In 1790 John Button was working as a cooper and married Elizabeth Williams (1772–1847) in Dutchess County, New York in 1795. With the end of the American Revolution and not being an active United Empire Loyalist, Button would not begin the process of migrating north to Canada until the ratification of the Jay Treaty in 1795. In 1798 he petitioned the then President of the Executive Council and Administrator of Upper Canada Peter Russell for land in Upper Canada. Not waiting for the approval of his request his family settled in at Crowland Township (in now Welland, Ontario) in the Niagara Region (with family members already residents in the township) from 1799 to 1801. Once the grant was approved in 1801 (by Peter Hunter) they settled on 200 acres (81 ha) of land along Yonge Street (somewhere north of Bloor Street as Park lots ran north–south direction south of Bloor) in York, Upper Canada. He later sold this grant, moved north to Markham in 1803 and obtained 200 acres (81 ha) around the area now known as Buttonville, Ontario around 1805.

==Military career==

Button joined the local militia in 1808 as a Lieutenant with the North York Regiment of Militia and established his cavalry troop, Light Dragoons, in 1810. Despite the end of the War of 1812, Button saw the need to maintain military alertness and requested to maintain his troop's readiness. Button was promoted as Major in 1831, had participated in the Battle of Detroit during the War of 1812 and later in the Rebellion of 1837 where he saw action at the Battle of Montgomery's Tavern.

==Community Leader and breeder==

Besides his military contributions, Button help secure land for a church (he was a Wesleyan Methodist) in Buttonville.
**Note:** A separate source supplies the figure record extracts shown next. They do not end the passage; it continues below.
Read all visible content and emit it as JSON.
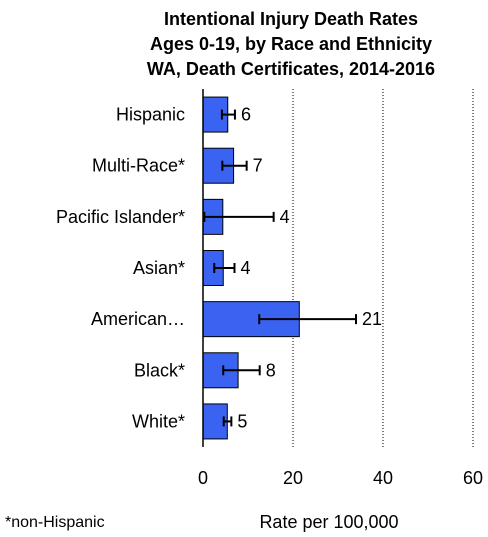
{
  "chart_data": {
    "type": "bar",
    "orientation": "horizontal",
    "title": [
      "Intentional Injury Death Rates",
      "Ages 0-19, by Race and Ethnicity",
      "WA, Death Certificates, 2014-2016"
    ],
    "categories": [
      "Hispanic",
      "Multi-Race*",
      "Pacific Islander*",
      "Asian*",
      "American…",
      "Black*",
      "White*"
    ],
    "values": [
      5.5,
      6.8,
      4.4,
      4.5,
      21.4,
      7.8,
      5.4
    ],
    "data_labels": [
      "6",
      "7",
      "4",
      "4",
      "21",
      "8",
      "5"
    ],
    "error_low": [
      4.2,
      4.3,
      0.3,
      2.5,
      12.5,
      4.5,
      4.6
    ],
    "error_high": [
      7.1,
      9.7,
      15.7,
      7.0,
      34.0,
      12.6,
      6.3
    ],
    "xlim": [
      0,
      60
    ],
    "xticks": [
      0,
      20,
      40,
      60
    ],
    "xtick_labels": [
      "0",
      "20",
      "40",
      "60"
    ],
    "xlabel": "Rate per 100,000",
    "footnote": "*non-Hispanic",
    "grid": "vertical dotted",
    "bar_color": "#3b63f2",
    "bar_edge_color": "#000000"
  }
}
He would later establish a post office in the community that bore his name.

Button was a farmer and bred colts in his early years in Upper Canada and after the 1837 Rebellion.

==Later Years and Death==

Button began selling off his land holdings in the latter part of his life (1840s) which led to the establishment of Buttonville in 1851. John Button died on November 9, 1861, predeceased by wife Elizabeth, son Newbury (1798–1823). He married Elizabeth Bradley in 1848. His son Colonel Francis Button (1794–1880) and grandson William Marr Button (1816–1908) would become members of his Light Dragoon. His troop is now part of The Governor General's Body Guard. Button and many members of his family are buried at Buttonville Cemetery.

William Marr Button would become reeve of Markham.

==Legacy==

There are a few places that honour Button in Markham:

Buttonville, Ontario was established as a post office by Button and friend William Morrison with the name provided by Morrison.

Buttonville Airport is only land originally owned by Button and named in reference to the community of Buttonville.

Major Button Drive is a small residential street in newer section of Markham Village near Highway 7 and Ninth Line. Button had land near Markham Village on lot 8 of 8th Concession (Markham Road) in 1805. John Button Boulevard is another residential street near Woodbine Avenue (or 4th Concession where Button had obtained land grants) and 16th Avenue closer to the area where Button had settled with two connecting roadways, Captain Francis Drive and Colonel Marr Road, are named for his sons and grandson respectively.

John Button Waterway North and South are two tracts of greenspace along Apple Creek near Buttonville. Nearby also is John Button Park, a city park bearing Button's name.

Buttonville Crescent / Buttonville Street is a short residential street off Woodbine Avenue and located within what was John Button's Markham grant.

Buttonville Public School (c. 1992) and the 1872 Buttonville Schoolhouse are named for the community that is linked to his name.